Continuation of the high level GenericSetup overview, wherein we learn about the portal_setup tool and how to use it to apply profiles.

Rob Miller

A detailed look at GenericSetup, wherein we will learn what it is and how it can be used within Plone.
Page 3 of 10.

Now that you know what profiles are, and what they look like, you're probably starting to get a little bit curious about how you'd actually APPLY these profiles to your sites.  This is understandable.  Profiles aren't really much use all by themselves.  You have to be able to USE them before they become useful.  That's why they call it USEful, after all, isn't it.  Ahem.
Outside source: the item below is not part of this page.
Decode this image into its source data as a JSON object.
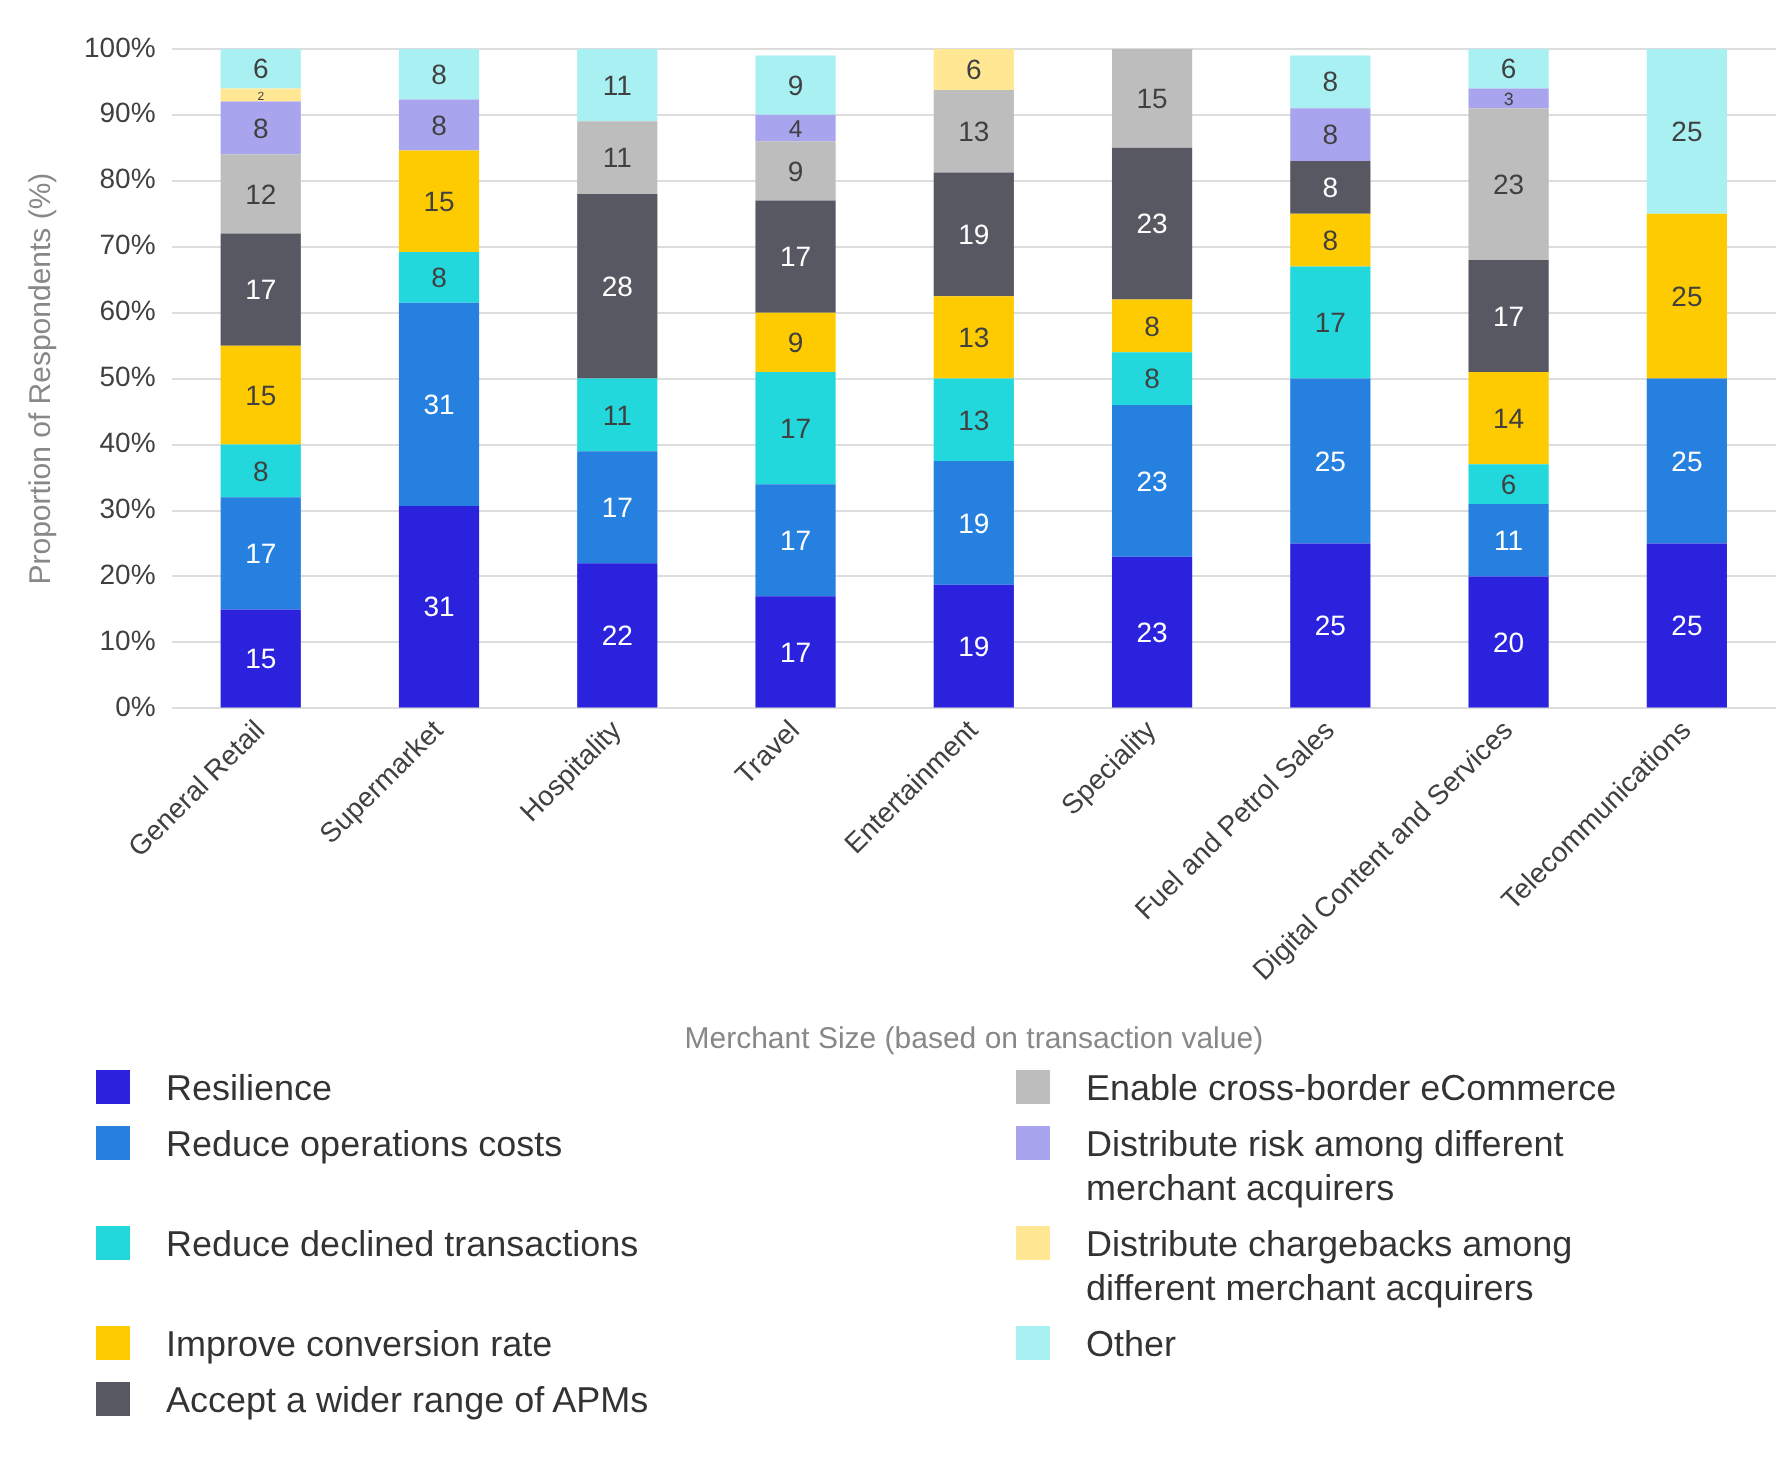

Anyway, the next thing you need to know about is the setup tool, which in Plone 2.5 and beyond should always exist as portal_setup at the root of your Plone site.  The tool encapsulates all of the behaviour and (for now) all of the interface related to site configuration profile management.  At the time of writing this, the interface is still a bit raw, but it is quite powerful and easy to use once you get the hang of it.
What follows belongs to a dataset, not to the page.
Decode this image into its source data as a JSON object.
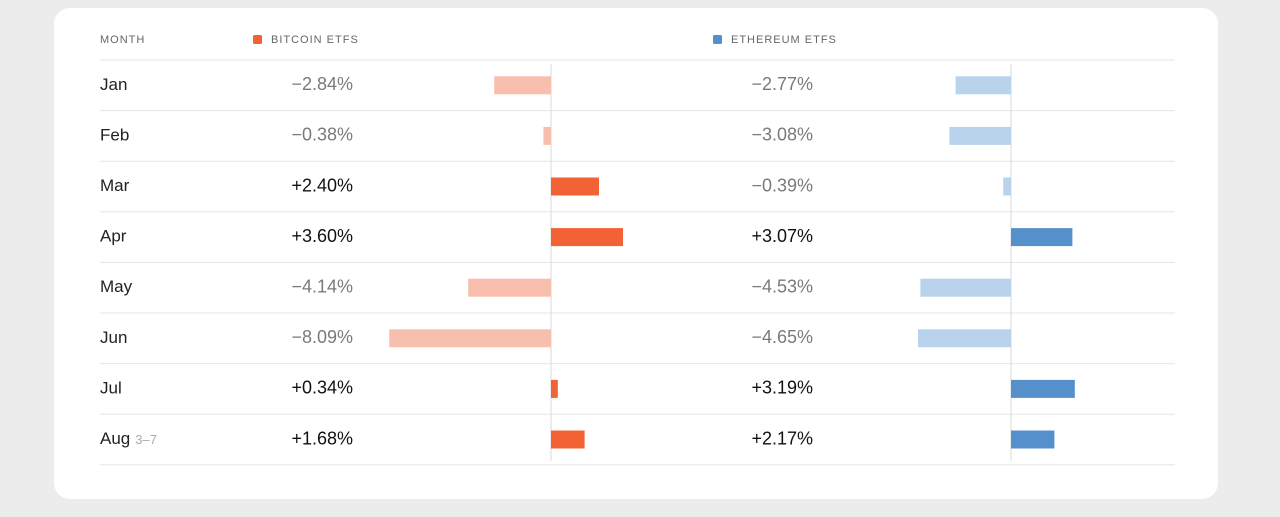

The first thing to know about the setup tool is that it is stateful.  Specifically, I mean that at any given time, the setup tool is working in relation to an "active" profile.  You can see which profile is currently active, as well as set the active profile from any of the available profiles, on the portal_setup properties tab in the ZMI:




The "Plone Site" profile that is currently active in the example above is the default Plone base profile, the one that is used whenever you add a Plone site using the ZMI.  Once you know what profile is active, you can click on the Import tab to see the import steps that are currently registered:



As you might guess, these import steps are directly related to the contents of the "import_steps.xml" file that is in the profile definition.  Also, although you can't see it in the screenshot above, at the bottom of the import page are the following two buttons:

If you click the button on the right, then all of the import steps listed on the page will be run against your site, and all of the configuration defined in the active profile will be applied.  If you click the button on the left, then only the import steps for which you have checked the corresponding box will be applied to your site.  Groovy?  You bet!
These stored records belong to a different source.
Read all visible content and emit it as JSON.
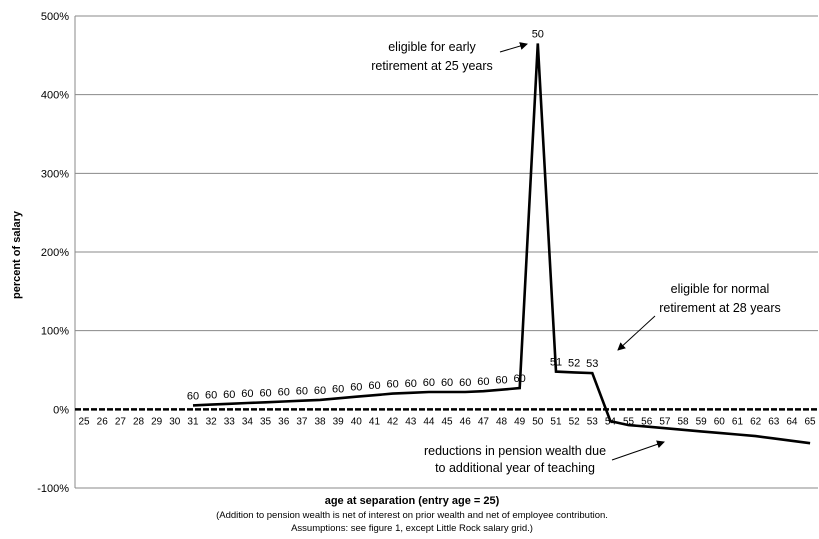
{
  "chart_data": {
    "type": "line",
    "xlabel": "age at separation (entry age = 25)",
    "ylabel": "percent of salary",
    "notes": [
      "(Addition to pension wealth is net of interest on prior wealth and net of employee contribution.",
      "Assumptions:  see figure 1, except Little Rock salary grid.)"
    ],
    "ylim": [
      -100,
      500
    ],
    "yticks": [
      -100,
      0,
      100,
      200,
      300,
      400,
      500
    ],
    "ytick_labels": [
      "-100%",
      "0%",
      "100%",
      "200%",
      "300%",
      "400%",
      "500%"
    ],
    "x_categories": [
      "25",
      "26",
      "27",
      "28",
      "29",
      "30",
      "31",
      "32",
      "33",
      "34",
      "35",
      "36",
      "37",
      "38",
      "39",
      "40",
      "41",
      "42",
      "43",
      "44",
      "45",
      "46",
      "47",
      "48",
      "49",
      "50",
      "51",
      "52",
      "53",
      "54",
      "55",
      "56",
      "57",
      "58",
      "59",
      "60",
      "61",
      "62",
      "63",
      "64",
      "65"
    ],
    "grid": true,
    "series": [
      {
        "x": [
          31,
          32,
          33,
          34,
          35,
          36,
          37,
          38,
          39,
          40,
          41,
          42,
          43,
          44,
          45,
          46,
          47,
          48,
          49,
          50,
          51,
          52,
          53,
          54,
          55,
          56,
          57,
          58,
          59,
          60,
          61,
          62,
          63,
          64,
          65
        ],
        "y": [
          5,
          6,
          7,
          8,
          9,
          10,
          11,
          12,
          14,
          16,
          18,
          20,
          21,
          22,
          22,
          22,
          23,
          25,
          27,
          465,
          48,
          47,
          46,
          -15,
          -20,
          -22,
          -24,
          -26,
          -28,
          -30,
          -32,
          -34,
          -37,
          -40,
          -43
        ]
      }
    ],
    "point_labels": [
      {
        "x": 31,
        "label": "60"
      },
      {
        "x": 32,
        "label": "60"
      },
      {
        "x": 33,
        "label": "60"
      },
      {
        "x": 34,
        "label": "60"
      },
      {
        "x": 35,
        "label": "60"
      },
      {
        "x": 36,
        "label": "60"
      },
      {
        "x": 37,
        "label": "60"
      },
      {
        "x": 38,
        "label": "60"
      },
      {
        "x": 39,
        "label": "60"
      },
      {
        "x": 40,
        "label": "60"
      },
      {
        "x": 41,
        "label": "60"
      },
      {
        "x": 42,
        "label": "60"
      },
      {
        "x": 43,
        "label": "60"
      },
      {
        "x": 44,
        "label": "60"
      },
      {
        "x": 45,
        "label": "60"
      },
      {
        "x": 46,
        "label": "60"
      },
      {
        "x": 47,
        "label": "60"
      },
      {
        "x": 48,
        "label": "60"
      },
      {
        "x": 49,
        "label": "60"
      },
      {
        "x": 50,
        "label": "50"
      },
      {
        "x": 51,
        "label": "51"
      },
      {
        "x": 52,
        "label": "52"
      },
      {
        "x": 53,
        "label": "53"
      }
    ],
    "annotations": [
      {
        "lines": [
          "eligible for early",
          "retirement at 25 years"
        ],
        "points_to_x": 50
      },
      {
        "lines": [
          "eligible for normal",
          "retirement at 28 years"
        ],
        "points_to_x": 53
      },
      {
        "lines": [
          "reductions in pension wealth due",
          "to additional year of teaching"
        ],
        "points_to_x": 57
      }
    ]
  }
}
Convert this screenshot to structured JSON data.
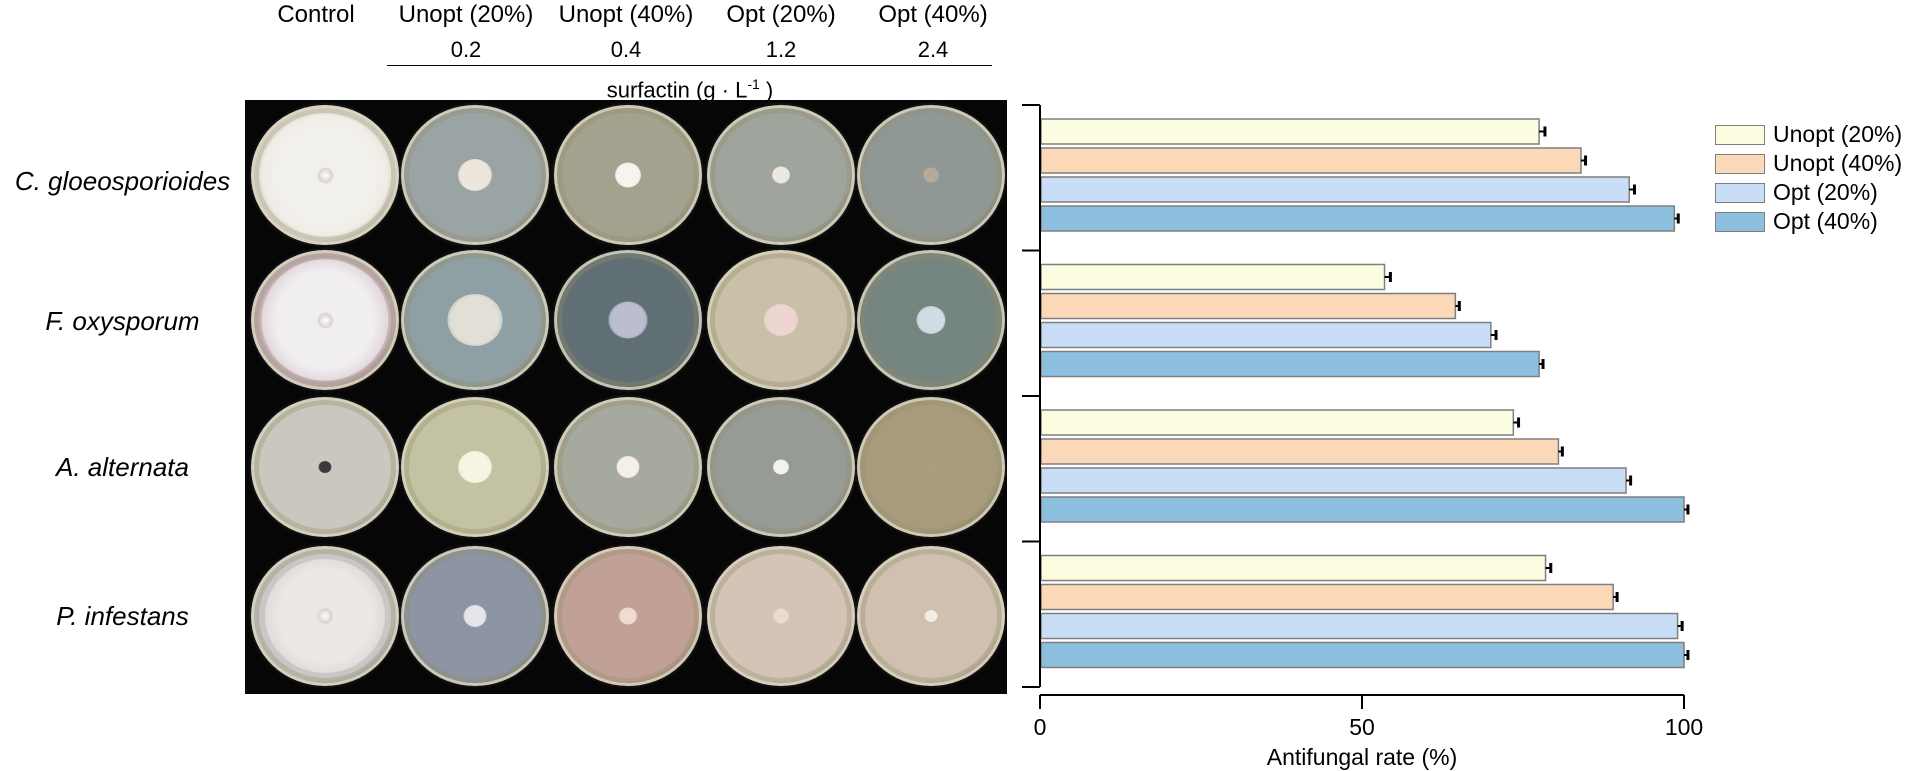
{
  "header": {
    "columns": [
      "Control",
      "Unopt (20%)",
      "Unopt (40%)",
      "Opt (20%)",
      "Opt (40%)"
    ],
    "concentrations": [
      "0.2",
      "0.4",
      "1.2",
      "2.4"
    ],
    "axis_caption": "surfactin (g · L",
    "axis_caption_sup": "-1",
    "axis_caption_end": " )"
  },
  "rows": [
    "C.  gloeosporioides",
    "F. oxysporum",
    "A. alternata",
    "P. infestans"
  ],
  "plates": {
    "medium_colors": [
      [
        "#e7e4dc",
        "#9ba4a5",
        "#a3a28e",
        "#9fa49c",
        "#8f9895"
      ],
      [
        "#c7b2ba",
        "#8ea0a3",
        "#5f6f74",
        "#c9c1a7",
        "#75857f"
      ],
      [
        "#cac8be",
        "#c3c3a3",
        "#a6a99d",
        "#979b96",
        "#a89b7c"
      ],
      [
        "#c8c6c6",
        "#8d94a3",
        "#c1a196",
        "#d3c4b5",
        "#cfc0b0"
      ]
    ],
    "colony_colors": [
      [
        "#f2f0ea",
        "#ece6dc",
        "#f6f4ee",
        "#ece9e2",
        "#b8aa9a"
      ],
      [
        "#f1eef0",
        "#e1dfd6",
        "#bbbccd",
        "#eed5d2",
        "#d3dbe2"
      ],
      [
        "#3b3b3b",
        "#f7f4e4",
        "#f4efea",
        "#f4f2ea",
        "#b09a7c"
      ],
      [
        "#ece8e6",
        "#e6e6e8",
        "#f0dcd2",
        "#e8dcd0",
        "#f4ede2"
      ]
    ],
    "colony_sizes": [
      [
        0.98,
        0.26,
        0.2,
        0.14,
        0.12
      ],
      [
        0.98,
        0.42,
        0.3,
        0.26,
        0.22
      ],
      [
        0.1,
        0.26,
        0.18,
        0.12,
        0.08
      ],
      [
        0.92,
        0.18,
        0.14,
        0.12,
        0.1
      ]
    ]
  },
  "chart_data": {
    "type": "bar",
    "orientation": "horizontal",
    "categories": [
      "C.  gloeosporioides",
      "F. oxysporum",
      "A. alternata",
      "P. infestans"
    ],
    "series": [
      {
        "name": "Unopt (20%)",
        "color": "#fcfce0",
        "values": [
          77.5,
          53.5,
          73.5,
          78.5
        ],
        "errors": [
          0.6,
          0.6,
          0.5,
          0.5
        ]
      },
      {
        "name": "Unopt (40%)",
        "color": "#fad8b8",
        "values": [
          84.0,
          64.5,
          80.5,
          89.0
        ],
        "errors": [
          0.4,
          0.3,
          0.3,
          0.3
        ]
      },
      {
        "name": "Opt (20%)",
        "color": "#c9ddf7",
        "values": [
          91.5,
          70.0,
          91.0,
          99.0
        ],
        "errors": [
          0.5,
          0.5,
          0.4,
          0.4
        ]
      },
      {
        "name": "Opt (40%)",
        "color": "#8dbfdf",
        "values": [
          98.5,
          77.5,
          100.0,
          100.0
        ],
        "errors": [
          0.3,
          0.3,
          0.3,
          0.3
        ]
      }
    ],
    "xlim": [
      0,
      100
    ],
    "xticks": [
      0,
      50,
      100
    ],
    "xlabel": "Antifungal  rate (%)",
    "legend_position": "top-right"
  }
}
Important: Look in your list of steps for an item called "Content" (NOT "Content Type Registry").  If you import this step, anything that you have in your site that was not part of the setup process will be overwritten.


The Gotcha

And now, my friends, we've come to an important moment.  We have now come to the point where I describe to you, the gentle reader, the first and perhaps most striking GenericSetup "gotcha".  You might imagine that when you select a new profile to be the active profile, and then you browse back to the import tab, that you would ONLY see the import steps that were related to the active profile.  This is NOT the case, however.  Nope, it's not.  Listen: the import steps that a profile registers are additive.  That means that whenever you select a new profile as the active configuration, any new import steps are ADDed (get it, ADDitive... oh, never mind) to the set of already registered import steps.  Therefore, whenever you select a new profile as the active profile, you will never see fewer import steps, you will only (possibly) see more.

I know how that makes you feel... you're currently crying an anguished, mournful banshee wail, a long drawn out "Why oh why!  Why did they have to make this behavior so unintuitive?  Why did they not simply list the import steps for the currently active profile?  Oh, woe is me!"

To which I reply, "Wow, you really should take this stuff less seriously."